Les petites misères: Écrire

Transcription de l'entrevue
du 3 novembre 2003
avec Richard Ste-Marie,
CKRL mf, extrait de l'émission no 1

Pour le format pdf, cliquer ici

 

“Richard Ste-Marie
- Bertrand Tremblay, pourquoi écrire?

Bertrand Tremblay
- Comme toute création, je pense que c'est une espèce de sentiment de vide, on a l'impression qu'il y a des choses qui ne sont pas dites et on a le goût d'ajouter à ce qui est. C'est l'insondable univers qui nous porte à écrire, c'est-à-dire que le monde est sans explications; c'est une situation qui est difficile à supporter, alors l'écriture tente un peu d'expliquer notre présence dans ce monde complexe et insondable jusqu'à un certain point.

Richard Ste-Marie
- Irais-tu jusqu'à dire qu'il s'agit d'une réparation du monde?

Bertrand Tremblay
- Certainement une réparation. J'ai vraiment l'impression que je n'ai pas répondu à toutes les questions qui m'absorbent, il y a des chaînons manquants dans toutes les personnalités, tu sais; dans une vie aussi, on essaie d'avoir une substance, d'avoir une continuité, mais sans l'écriture on est un petit peu décousu.

Richard Ste-Marie
- L'écriture, c'est un travail sur toi-même?

Bertrand Tremblay
- Nécessairement, parce que la matière de l'écrivain, c'est sa propre substance intérieure, je dirais. Moi, je peux le dire par rapport surtout à la poésie, mais je pense que même quelqu'un qui écrit un roman ou de la fiction puise dans ses fibres profondes.

Richard Ste-Marie
- Tu serais d'accord avec Claude Lelouch quand il dit que son fond de commerce, c'est lui-même?

Bertrand Tremblay
- Je pense que oui, l'écriture, c'est exigeant justement parce qu'elle nous oblige parfois à confronter des zones de notre personnalité que peut-être nous aurions le goût de contourner, mais inévitablement ces zones-là, elles s'amènent devant toi à un moment donné, il faut que tu leur fasses face.

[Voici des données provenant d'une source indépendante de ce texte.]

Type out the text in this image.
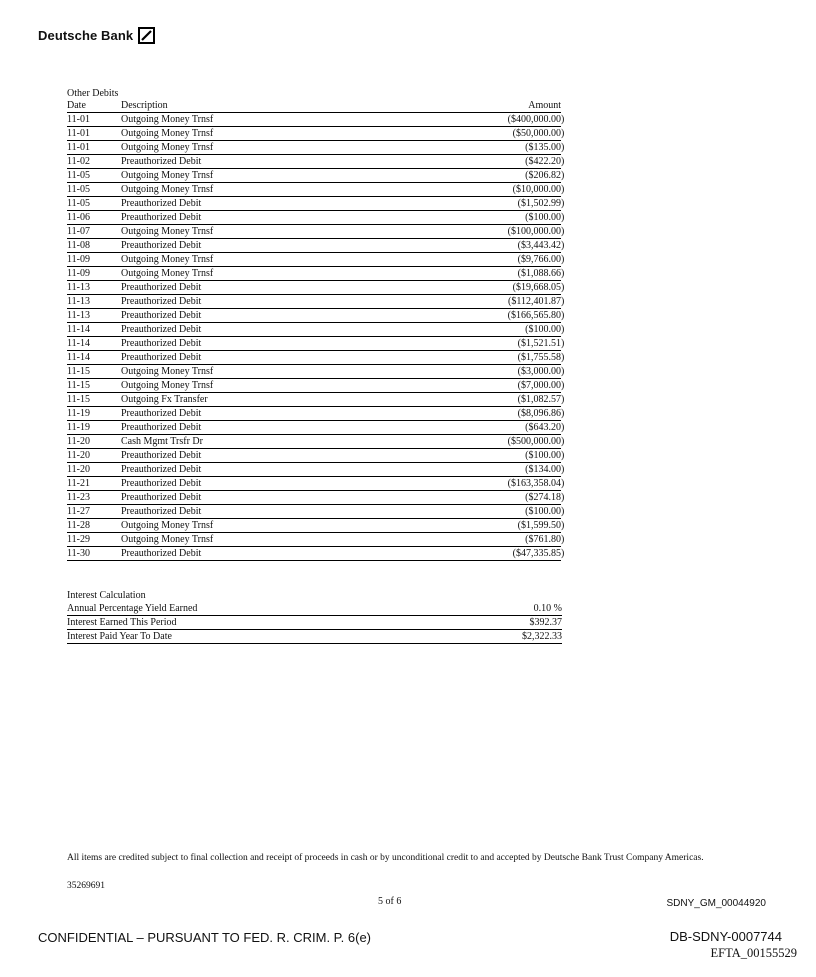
Deutsche Bank
Other Debits
Date	Description	Amount
11-01	Outgoing Money Trnsf	($400,000.00)
11-01	Outgoing Money Trnsf	($50,000.00)
11-01	Outgoing Money Trnsf	($135.00)
11-02	Preauthorized Debit	($422.20)
11-05	Outgoing Money Trnsf	($206.82)
11-05	Outgoing Money Trnsf	($10,000.00)
11-05	Preauthorized Debit	($1,502.99)
11-06	Preauthorized Debit	($100.00)
11-07	Outgoing Money Trnsf	($100,000.00)
11-08	Preauthorized Debit	($3,443.42)
11-09	Outgoing Money Trnsf	($9,766.00)
11-09	Outgoing Money Trnsf	($1,088.66)
11-13	Preauthorized Debit	($19,668.05)
11-13	Preauthorized Debit	($112,401.87)
11-13	Preauthorized Debit	($166,565.80)
11-14	Preauthorized Debit	($100.00)
11-14	Preauthorized Debit	($1,521.51)
11-14	Preauthorized Debit	($1,755.58)
11-15	Outgoing Money Trnsf	($3,000.00)
11-15	Outgoing Money Trnsf	($7,000.00)
11-15	Outgoing Fx Transfer	($1,082.57)
11-19	Preauthorized Debit	($8,096.86)
11-19	Preauthorized Debit	($643.20)
11-20	Cash Mgmt Trsfr Dr	($500,000.00)
11-20	Preauthorized Debit	($100.00)
11-20	Preauthorized Debit	($134.00)
11-21	Preauthorized Debit	($163,358.04)
11-23	Preauthorized Debit	($274.18)
11-27	Preauthorized Debit	($100.00)
11-28	Outgoing Money Trnsf	($1,599.50)
11-29	Outgoing Money Trnsf	($761.80)
11-30	Preauthorized Debit	($47,335.85)
Interest Calculation
Annual Percentage Yield Earned	0.10 %
Interest Earned This Period	$392.37
Interest Paid Year To Date	$2,322.33
All items are credited subject to final collection and receipt of proceeds in cash or by unconditional credit to and accepted by Deutsche Bank Trust Company Americas.
35269691
5 of 6	SDNY_GM_00044920
CONFIDENTIAL – PURSUANT TO FED. R. CRIM. P. 6(e)	DB-SDNY-0007744
EFTA_00155529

Beaucoup d'écrivains affrontent leurs démons et en font une création. D'une certaine façon, c'est une sublimation de certains des éléments de la personnalité.

Richard Ste-Marie
- Les gens ont l'habitude de dire: il y a l'inspiration. Comment ça arrive, le désir d'écrire, comment ça se manifeste, c'est quoi, la première manifestation?

Bertrand Tremblay
- Moi, le mot qui me vient quand on parle de source de l'écriture, c'est le cri. Je dirais que la première lueur de l'écriture est un cri. Ce cri-là, à force de l'apprivoiser, ça devient tranquillement de la musique et même à l'extrême ça devient du silence, c'est-à-dire que ça passe d'un état d'inconfort à un état qu'on apprivoise de plus en plus jusqu'à l'accepter et, finalement, ça devient le silence, dans le sens où la sérénité fait place au cri.

Richard Ste-Marie
- Écrire, c'est donner une forme au cri?

Bertrand Tremblay
- Certainement, en tous les cas pour moi, la poésie, c'est faire sortir de moi ce qu'il serait insupportable de garder. C'est parce que je ne tolère pas le silence autour et que je ne me contente pas non plus de disparaître sans laisser de traces; tu sais, il y a dans l'écriture la nécessité de contrer la disparition. Il faut s'impliquer vraiment dans ses textes pour prolonger sa propre existence. Inconsciemment ou consciemment, il y a dans l'écriture la volonté de défier la disparition qui est le lot de tous. En un premier temps, on peut penser qu'on va réussir à l'abolir, mais je dirais qu'en fréquentant ça, justement, on apprend à l'accepter de plus en plus et, finalement, notre écriture devient une consolation, sans nécessairement abolir la disparition - la disparition reste là quand même - mais on a essayé au moins (de moins disparaître) et ça nous a pacifié d'une certaine façon.

Richard Ste-Marie
- Ce processus de travail-là, ça veut dire qu'il ne se fait pas toujours facilement, il doit y avoir des entraves, des interdits, des empêchements?

Bertrand Tremblay
- Pour moi, une des entraves à la création, c'est la réalité elle-même. C'est-à-dire que, dans l'écriture, on veut réparer; donc, dans le monde littéraire, le réel est réparé, ce n'est pas le réel tel qu'on le connaît. La principale entrave à l'écriture, c'est d'être confronté au réel tel qu'il est, mais en même temps c'est ça qui donne le prix d'une oeuvre parce que justement elle défie le réel. Elle apporte quelque chose de plus au réel. Finalement, cette épreuve, c'est l'épreuve de tous les créateurs, que tous les auteurs vivent, donc on est est tous au même niveau là-dedans. On essaie tous ensemble de réparer le monde, bien qu'il soit, par plusieurs aspects, insupportable, je pense que tu vas être d'accord là-dessus?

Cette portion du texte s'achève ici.